A permissão para a entrada de todos os consumidores de alta tensão no mercado livre de energia a partir de janeiro de 2024 gera a expectativa de maior concorrência entre as comercializadoras e de redução de custos na conta de indústrias e grandes varejistas, entre outros. No entanto, algumas definições regulatórias ainda precisam ser feitas para que haja uma determinação mais clara dos papéis dos atores desse ambiente e para se evitar inseguranças jurídicas.
Parte dos problemas tendem a ser resolvidos com o fim da tramitação no Congresso do projeto de lei 414/2021, que trata da portabilidade da conta de luz e moderniza o marco regulatório do setor elétrico para ampliar o mercado livre. Além disso, outras medidas por parte do Ministério de Minas e Energia e da Agência Nacional de Energia Elétrica (Aneel) também são aguardadas para a regulamentação do setor como um todo.
Para Victor Hugo iOcca, diretor de energia elétrica da Associação dos Grandes Consumidores de Energia e Consumidores Livres (Abrace), há preocupação com relação à situação dos subsídios às energias renováveis, hoje, em grande oferta no setor. Segundo ele, não faz mais sentido manter o mesmo desconto para os novos consumidores do mercado livre.
“Mesmo que mais de 90% da energia produzida no Brasil seja de fontes renováveis, será uma vantagem empresas que entrarem no mercado livre poderem escolher e se certificar de que estão comprando de uma geração limpa. É importante para a sustentabilidade. Mas essas fontes já têm competitividade. É preciso uma alteração legal para acabar com o desconto do fio”, afirma iOcca.
Bruna Correia, do BMA Advogados, ressalta que, além do rateio dos subsídios, está em jogo a distribuição da conta de outros custos do setor como de energia de reserva, de potência e de rede. Com a saída de grandes consumidores de alta tensão da clientela das distribuidoras, esse peso tende a recair sobre o consumidor final de baixa tensão, que também deve migrar para o mercado livre no futuro.
“Para uma segurança jurídica maior, é preciso a aprovação do PL 414, que trará a modernização do sistema elétrico, mas também outras medidas de aperfeiçoamento por parte do ministério e da Aneel. Entre outros pontos, é preciso definir o papel do supridor em última instância, que vai atender o consumidor em caso de emergência, se o comercializador falir, por exemplo”, explica a advogada.

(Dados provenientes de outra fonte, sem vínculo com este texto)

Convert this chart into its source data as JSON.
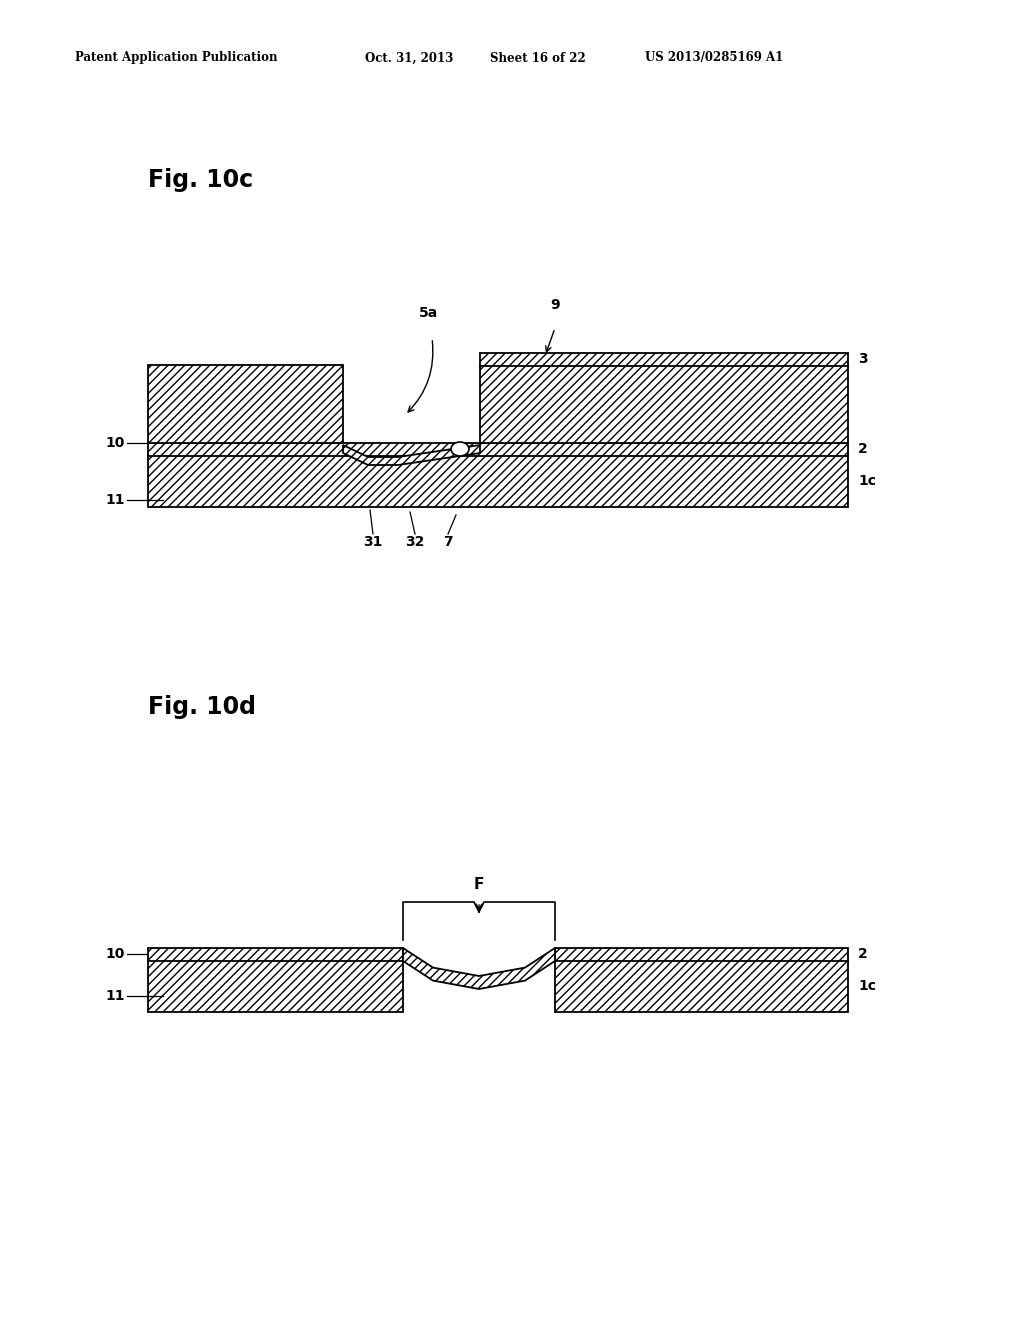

A economista Clarice Campelo de Melo Ferraz, diretora do Instituto Ilumina, também defende uma nova regulação a partir de uma visão ampla do setor e alerta para outros desequilíbrios que possam ser criados com a ampliação do mercado livre. Custos sistêmicos próprios das energias renováveis precisam ser debatidos, bem como as perdas na ponta a cargo das distribuidoras e a tarifa social. “Temos que olhar a estrutura física e o equilíbrio do setor. A energia no mercado livre é mais barata não por questão de eficiência, mas porque tem menos encargos”, diz.
José Roberto Oliva Júnior, do escritório de advocacia Pinheiro Neto, argumenta que antes da edição da nova portaria houve ampla discussão e que o escalonamento é benéfico. A redução de custos que trará para empresas, principalmente pequenas e médias, também será bem-vinda. Mas ele reconhece que novas medidas regulatórias são necessárias diante de um cenário de sobrecontratação para as distribuidoras. “As regras para o mercado livre estão consolidadas. O que recomendamos é cautela com relação ao lastro das empresas que estão comercializando.”
O fato de as regras terem sido instituídas por portaria e não por uma lei, propriamente, gera desconfiança em parte das empresas, segundo o advogado Raphael Gomes, sócio de energia do escritório Lefosse. No entanto, são baixos os riscos de retrocesso, até porque a legislação já autoriza o uso desse instrumento na definição do cronograma e dos grupos a serem contemplados no mercado livre. Segundo ele, essa nova etapa será um teste também para a abertura total do mercado.